こんにちは。すでに夏が近いのかという程に日毎に気温が上がってきております。気温差の激しい今時期、春の熱中症というのもあるようなので、警戒をしておきましょう。

本日はドローン測量の話題。土木測量のドローン活用が広がりはじめていますが、今回ご紹介するのは水中の地形の点群計測をおこなうというもの。

国内で初めての水中レーザー測量実証実験


出典:朝日航洋

この実証試験は、国土交通省の「革新的河川管理プロジェクト」の現場に、ザイ)河川情報センター、朝日航洋株式会社、アジア航測株式会社、ルーチェサーチ株式会社の4社による「チームFALCON」として参画したものです。

実験背景としては、ヘリコプターに搭載される航空レーザー測深機の小型・高性能化、ドローンの性能向上が進んでいる昨今、河川管理の現場においてドローンによる機動的な川底の地形測量に対するニーズが高まっている所になります。

このような状況から、チームFALCONはグリーンレーザー測量機器をドローンに搭載した国内初の水中レーザー測量システムの開発に至ったそうです。

実証実験概要と結果

こちらの実験は昨年の12月に利根川にて実施され、新たに開発された大型ドローン「SPIDER-LX8」に小型化されたグリーンレーザー測量機器「RIEGL BDF-1」を搭載し、水中と陸上の横断形状を測量したものです。


出典:RIEGL JAPAN

ちなみにこのRIEGL BDF-1は重量が5.3kgと少々重く、この測量器を搭載できるように、約25kgまで搭載が可能なように開発されたドローンが「SPIDER-LX8」となります。

実験では、飛行高度などの条件を変え、河川を横断、複数回飛行し、水底と陸上部分を連続して測量。その結果は有人機での測量結果と概ね合致する結果で、最深部である深さ約2mまで測量されているのが確認できたようです。


出典:朝日航洋


出典:朝日航洋


出典:朝日航洋

また、実験は風速10m/s前後という強風下でおこなわれたそうですが、所定の測量成果があがっています。(SPIDER-LX8は、最大で風速20m/sまで安定的な測量が可能)

まとめ

時代とともにドローンの性能が上がることで、今回のようにレーザー測量器もドローンでの使用を前提に小型化されています。

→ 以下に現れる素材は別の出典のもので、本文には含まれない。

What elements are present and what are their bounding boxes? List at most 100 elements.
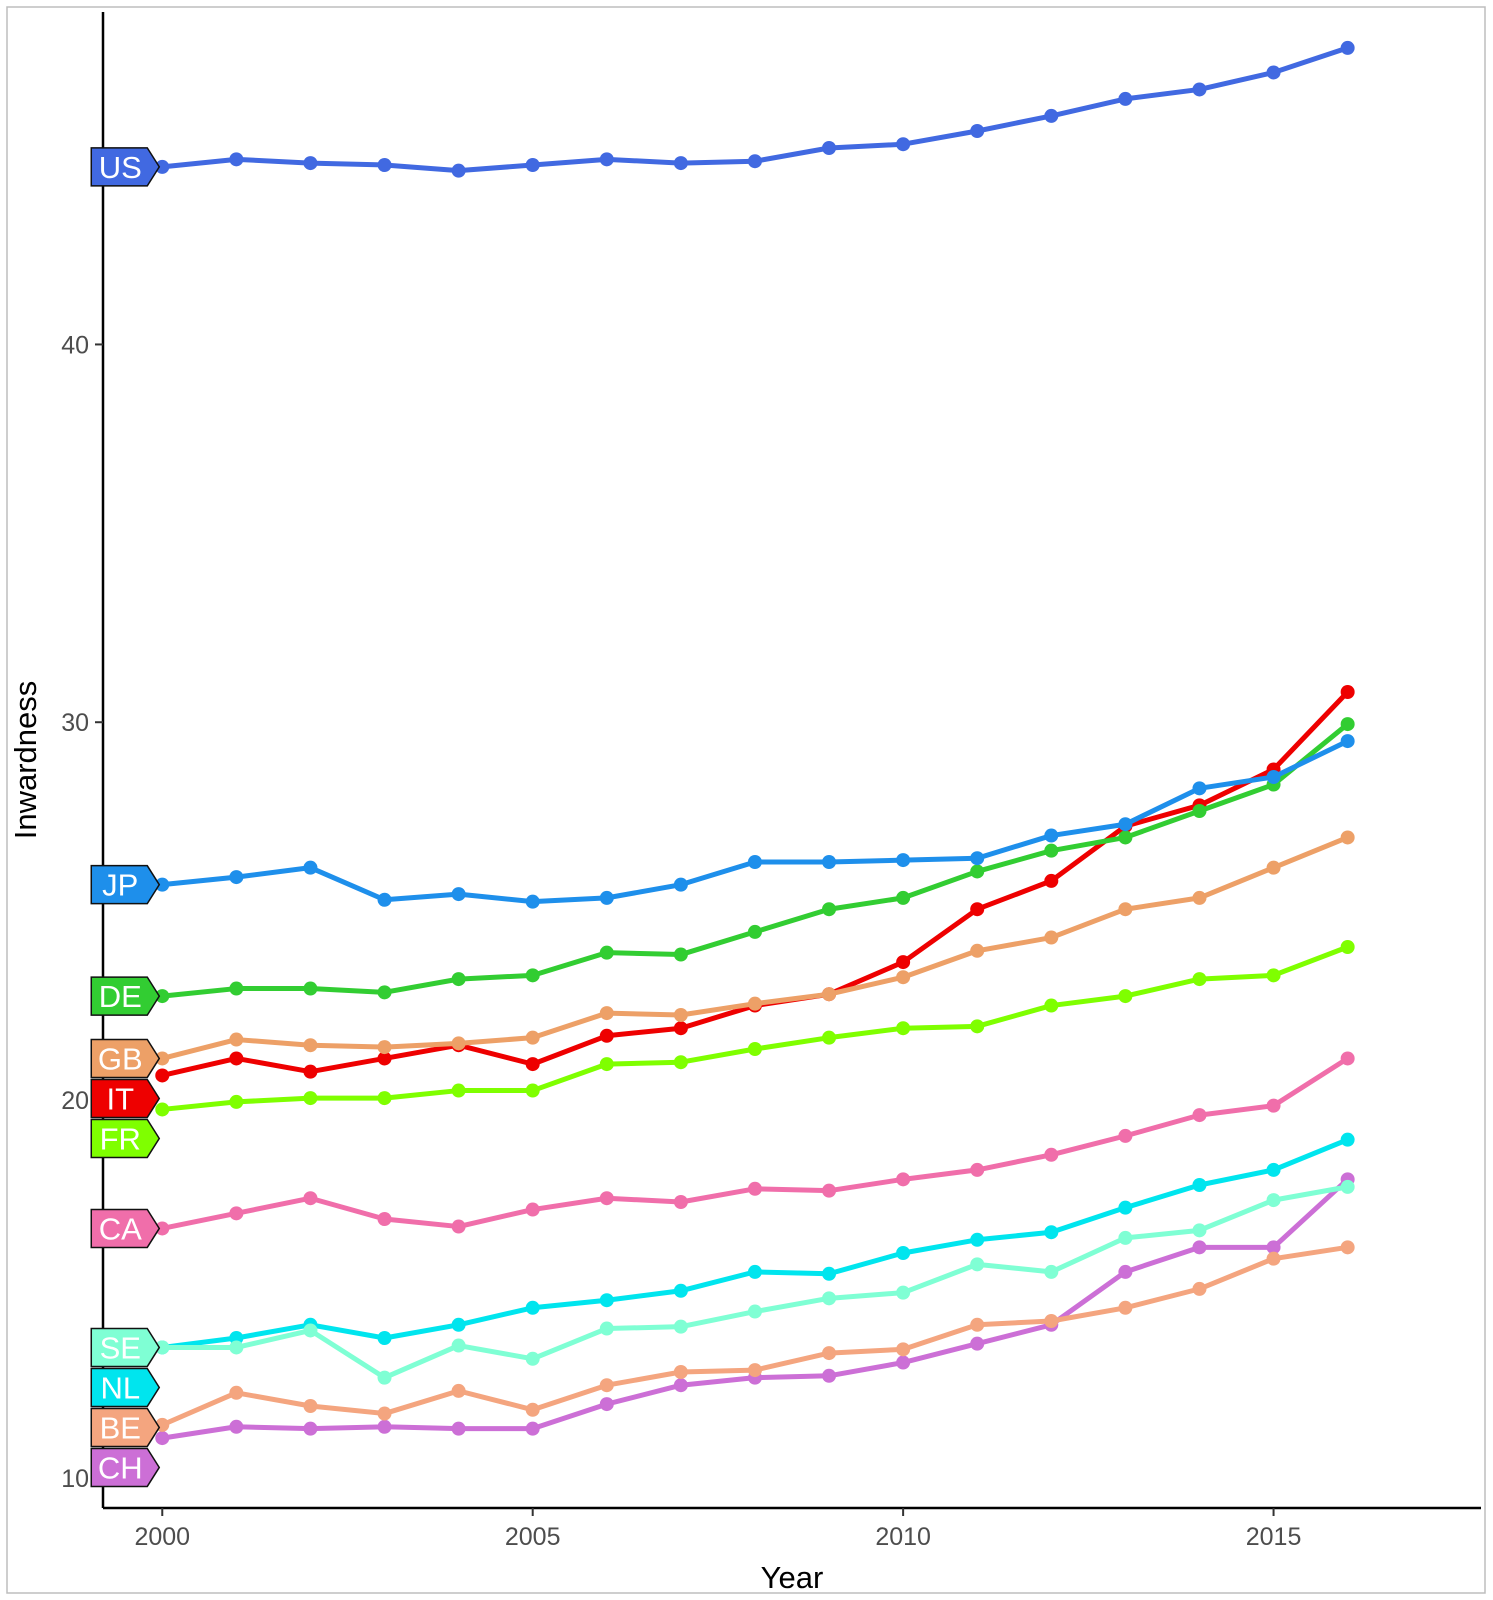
data-point-ca [525,1202,540,1217]
data-point-it [970,902,985,917]
series-tag-shape [90,1407,161,1448]
series-tag-label: CA [99,1211,142,1246]
data-point-be [1340,1240,1355,1255]
series-tag-shape [90,1118,161,1159]
data-point-nl [822,1266,837,1281]
data-point-ch [673,1378,688,1393]
data-point-de [303,981,318,996]
data-point-gb [599,1006,614,1021]
data-point-se [155,1340,170,1355]
data-point-jp [822,855,837,869]
data-point-ca [1266,1098,1281,1113]
data-point-be [599,1378,614,1393]
data-point-us [155,159,170,174]
series-tag-jp: JP [90,864,161,905]
series-tag-shape [90,1447,161,1488]
data-point-be [1118,1300,1133,1315]
data-point-jp [303,860,318,875]
data-point-ca [1340,1051,1355,1066]
data-point-jp [1340,734,1355,749]
data-point-ch [1266,1240,1281,1255]
data-point-fr [599,1057,614,1072]
series-tag-shape [90,1078,161,1119]
data-point-nl [599,1293,614,1308]
data-point-ca [599,1191,614,1206]
y-tick-label: 20 [61,1087,89,1115]
data-point-de [970,864,985,879]
data-point-se [303,1323,318,1338]
data-point-fr [303,1091,318,1106]
data-point-nl [673,1283,688,1298]
series-tag-shape [90,1208,161,1249]
data-point-be [673,1365,688,1379]
data-point-ca [896,1172,911,1187]
data-point-se [747,1304,762,1319]
y-tick-label: 10 [61,1465,89,1493]
data-point-de [747,924,762,939]
data-point-it [673,1021,688,1036]
x-tick-label: 2015 [1246,1523,1302,1551]
series-tag-shape [90,864,161,905]
data-point-jp [970,851,985,866]
data-point-ch [599,1397,614,1412]
data-point-ch [1192,1240,1207,1255]
series-tag-fr: FR [90,1118,161,1159]
data-point-us [970,124,985,138]
data-point-nl [896,1246,911,1260]
data-point-be [229,1385,244,1400]
data-point-de [525,968,540,983]
y-tick-label: 30 [61,709,89,737]
data-point-fr [822,1030,837,1045]
data-point-gb [1044,930,1059,945]
data-point-se [525,1351,540,1366]
data-point-fr [896,1021,911,1036]
data-point-ch [896,1355,911,1370]
data-point-nl [970,1232,985,1247]
data-point-de [377,985,392,1000]
data-point-se [673,1319,688,1334]
data-point-nl [377,1331,392,1345]
data-point-se [599,1321,614,1336]
data-point-jp [377,892,392,907]
series-tag-label: GB [98,1041,143,1076]
data-point-fr [970,1019,985,1034]
data-point-ca [1192,1108,1207,1123]
series-tag-shape [90,1367,161,1408]
series-tag-label: IT [106,1081,134,1116]
figure-border [6,6,1486,1594]
data-point-de [822,902,837,917]
data-point-se [1118,1230,1133,1245]
series-tag-shape [90,1327,161,1368]
data-point-de [599,945,614,960]
data-point-de [896,890,911,905]
data-point-gb [673,1008,688,1022]
data-point-gb [1266,860,1281,875]
series-ca [155,1051,1355,1236]
data-point-ch [377,1419,392,1434]
x-tick-label: 2000 [134,1523,190,1551]
series-tag-shape [90,1038,161,1079]
data-point-us [377,158,392,172]
data-point-us [1044,108,1059,123]
series-tag-ca: CA [90,1208,161,1249]
data-point-ca [1118,1128,1133,1143]
data-point-gb [525,1030,540,1045]
data-point-fr [1266,968,1281,983]
data-point-se [1340,1179,1355,1194]
data-point-se [1266,1193,1281,1208]
data-point-ch [1118,1264,1133,1279]
data-point-se [896,1285,911,1300]
x-tick-label: 2010 [875,1523,931,1551]
data-point-jp [599,890,614,905]
data-point-jp [1044,828,1059,843]
data-point-us [1192,82,1207,97]
data-point-gb [822,987,837,1002]
data-point-fr [673,1055,688,1070]
data-point-us [1340,40,1355,55]
data-point-jp [1118,817,1133,832]
data-point-fr [1340,940,1355,954]
series-gb [155,830,1355,1066]
series-us [155,40,1355,178]
data-point-jp [451,887,466,902]
data-point-be [896,1342,911,1357]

今までヘリコプターや小型ボートなどでおこなっていた大掛かりなものが、ドローンを用いて効率の良い作業ができるようになりました。今後もドローンの進化に合わせて、最適な装備などが開発されていくでしょう。

個人的に今の所ドローンの最大の弱点はフライト時間の短さだと思います。簡単な建物調査や測量などでは複数のバッテリーを持っていれば問題ないと思いますが、それでもわざわざ付け替えるのは面倒です。

すでに海外などでは10時間の飛行を可能にした水素燃料電池を用いたドローンなどが発表されています。ですが水素燃料は水素爆発などの危険性があるので、なかなか現段階で普及は難しいようですね。

でもそのような問題もすぐに解決してくると思います。そして進化と共に新しいソリューションがまた生まれ、企業のビジネスも変えていくことになるのでしょう。3年、5年先の予測も難しい時代ですが楽しみですね。